Por David Manuel Carracedo, Cronista Municipal de Comonfort, Gto.

Luego de que, por otras necesidades documentales, me empapé de la obra de don José Ma. Luis Mora, me fue inevitable relatar esta historia:

En uno de los hermosos capítulos de La edad de oro, José Martí nos dice: “Cuentan que un viajero llegó un día a Caracas al anochecer, y sin sacudirse el polvo del camino, no preguntó dónde se comía ni se dormía, sino cómo se iba a donde estaba la estatua de Bolívar. Y cuentan que el viajero, solo con los árboles altos y olorosos de la plaza, lloraba frente a la estatua, que parecía que se movía, como un padre cuando se le acerca un hijo.” Inspirado por Martí, me acerco, ya bien entrada la noche,  a la estatua que preside la plaza cívica de mi pueblo, abrazo el pedestal con ambas manos, me concentro en el ilustre ideólogo… y nada, de reojo miro la figura del doctor Mora y constato que sigue impertérrito,  mirando altivo la lontananza. “Un poco más de concentración”, pienso, aprieto  los parpados y murmuro “Dr. Mora, Dr. Mora”, cuando dudo si mejor llamarlo don Chema,  una mano pesadísima se posa en mi hombro y con una voz grave me pregunta:
—¿Qué se te ofrece?
Yo imagino que el policía que mide como dos metros me ha confundido con algún borrachín, pero mi sorpresa es mayúscula cuando me encuentro, cara a cara con el Dr. Mora o mejor dicho, con su estatua, toda bronce de los pies a la cabeza. Mientras me repongo del asombro le reclamo:
—Qué mano tan pesadita.
—Debe de serlo. Es de bronce —me explica con voz serena.
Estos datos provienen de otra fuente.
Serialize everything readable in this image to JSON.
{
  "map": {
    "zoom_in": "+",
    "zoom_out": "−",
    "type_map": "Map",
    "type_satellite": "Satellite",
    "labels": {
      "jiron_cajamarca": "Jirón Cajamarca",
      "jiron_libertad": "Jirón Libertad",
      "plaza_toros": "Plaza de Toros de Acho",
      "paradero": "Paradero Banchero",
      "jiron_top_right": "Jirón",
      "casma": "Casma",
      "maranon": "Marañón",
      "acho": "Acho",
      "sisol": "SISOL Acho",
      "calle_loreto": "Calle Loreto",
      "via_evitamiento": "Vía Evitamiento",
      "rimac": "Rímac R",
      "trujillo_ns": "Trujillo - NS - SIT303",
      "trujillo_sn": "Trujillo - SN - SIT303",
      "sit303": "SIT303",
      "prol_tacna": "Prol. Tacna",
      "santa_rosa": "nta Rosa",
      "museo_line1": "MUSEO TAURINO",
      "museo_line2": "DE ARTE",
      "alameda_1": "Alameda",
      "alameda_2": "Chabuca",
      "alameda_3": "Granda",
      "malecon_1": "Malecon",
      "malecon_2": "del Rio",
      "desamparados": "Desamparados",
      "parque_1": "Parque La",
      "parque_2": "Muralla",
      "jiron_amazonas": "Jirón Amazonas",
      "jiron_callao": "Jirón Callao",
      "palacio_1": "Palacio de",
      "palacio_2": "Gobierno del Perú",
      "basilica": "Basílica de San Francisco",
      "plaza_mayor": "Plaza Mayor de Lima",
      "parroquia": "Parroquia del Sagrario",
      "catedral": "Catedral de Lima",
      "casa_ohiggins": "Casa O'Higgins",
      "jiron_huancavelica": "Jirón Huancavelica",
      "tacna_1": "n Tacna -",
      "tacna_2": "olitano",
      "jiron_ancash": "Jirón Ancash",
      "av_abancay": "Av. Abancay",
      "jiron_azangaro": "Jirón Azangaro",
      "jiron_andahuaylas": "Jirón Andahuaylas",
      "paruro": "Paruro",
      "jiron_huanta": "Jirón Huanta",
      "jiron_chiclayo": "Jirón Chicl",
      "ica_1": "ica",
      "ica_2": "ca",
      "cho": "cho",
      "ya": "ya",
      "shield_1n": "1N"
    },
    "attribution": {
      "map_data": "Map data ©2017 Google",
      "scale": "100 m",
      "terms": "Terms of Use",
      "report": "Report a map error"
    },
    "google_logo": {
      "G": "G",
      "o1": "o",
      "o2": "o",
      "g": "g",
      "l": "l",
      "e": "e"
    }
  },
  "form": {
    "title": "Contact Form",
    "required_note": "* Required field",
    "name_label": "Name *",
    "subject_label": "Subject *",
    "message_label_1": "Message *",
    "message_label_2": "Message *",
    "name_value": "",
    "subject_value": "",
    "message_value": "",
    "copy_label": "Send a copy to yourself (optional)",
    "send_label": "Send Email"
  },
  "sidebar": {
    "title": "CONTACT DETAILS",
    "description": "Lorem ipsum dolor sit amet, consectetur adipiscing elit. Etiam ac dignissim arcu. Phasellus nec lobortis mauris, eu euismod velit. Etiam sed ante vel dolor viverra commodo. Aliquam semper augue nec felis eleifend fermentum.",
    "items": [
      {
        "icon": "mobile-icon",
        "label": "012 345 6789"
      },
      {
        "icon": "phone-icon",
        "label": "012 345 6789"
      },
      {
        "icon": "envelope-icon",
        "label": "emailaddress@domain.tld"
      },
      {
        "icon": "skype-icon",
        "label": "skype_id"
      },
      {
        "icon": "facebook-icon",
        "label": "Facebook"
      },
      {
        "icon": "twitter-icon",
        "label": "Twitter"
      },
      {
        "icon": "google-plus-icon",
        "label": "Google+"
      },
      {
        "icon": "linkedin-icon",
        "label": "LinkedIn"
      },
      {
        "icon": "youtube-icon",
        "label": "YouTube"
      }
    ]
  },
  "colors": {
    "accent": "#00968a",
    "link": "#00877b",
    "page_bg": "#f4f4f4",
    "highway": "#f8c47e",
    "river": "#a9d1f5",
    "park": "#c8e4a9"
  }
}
Mi sorpresa es tanta que no me cohíbo de escrutar su figura descaradamente, estoy tentado de tocarle en el pecho con los nudillos para ver si está hueco o no.
—¿De veras es usted?,¿el doctor Mora?
—El mismo. ¿En qué puedo servirlo?
Sin acertar qué decir comento con titubeos:
—Pues verá, confieso que no era mi intención despertarlo ¿siempre atiende a quienes lo invocan?
Sin perder la serenidad, me dice con firmeza:
—Primeramente, permítame aclararle que no me despertó, no soy Aladino el de la lámpara, en segundo lugar, es usted el primero que “me invoca” y no podía dejar pasar la oportunidad de platicar con alguien.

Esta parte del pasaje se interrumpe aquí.